This morning, I feel like I’ve sold my soul to save my son’s. Perhaps that is an exaggeration of emotions. It’s just after 6 am and my feelings are raw from an email exchange that started late last week. More accurately, the “exchange” portion occurred last night. I was too numb to reply before that. This morning, I am waking up to the response to my brave attempt to voice an opposing opinion. It did not go over well.
The issue is a matter of whether it is right to “celebrate” BoBo’s completion of the military academy. My brother-in-law, who has gone over and above on my son’s behalf, feels that doing so would send the wrong message — that being that BoBo’s work is done at a time when he should be picking up speed. While I agree that a “celebration” could possibly be inappropriate, I also believe that his Mother being absent would convey a lack of pride in BoBo making things right, and perhaps even a lack of love. Furthermore, I feel that YaYa would receive a healing by being there at the event.

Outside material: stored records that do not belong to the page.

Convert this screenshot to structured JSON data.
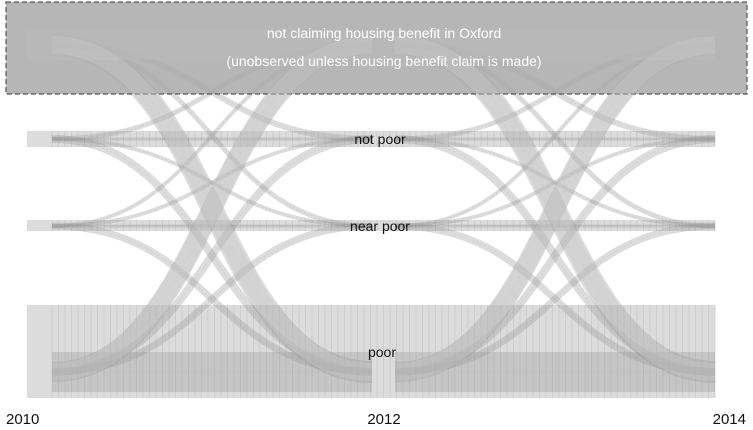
{
  "title_lines": [
    "not claiming housing benefit in Oxford",
    "(unobserved unless housing benefit claim is made)"
  ],
  "states": {
    "not_poor": "not poor",
    "near_poor": "near poor",
    "poor": "poor"
  },
  "years": [
    "2010",
    "2012",
    "2014"
  ],
  "colors": {
    "band": "#dcdcdc",
    "flow_stroke": "#b0b0b0",
    "unobserved_box": "#a9a9a9",
    "text": "#111111"
  }
}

It took everything in me to ask for help and send my son away. My brother-in-law, his wife, and even his own sons (during their visits home) have sacrificed a lot for him. And BoBo has not always been on his best behavior. In short, BoBo has put them through the wringer.
In the time that they have had him, they have asked for very little from me. At their request, I have stayed mainland side so as not to confuse their authority. I have also supported them in their decisions. Now, all they ask is that I remain on the mainland for this as well.
The request breaks my heart. Breaks it, I tell you. It feels as if my heart has been ripped from my chest.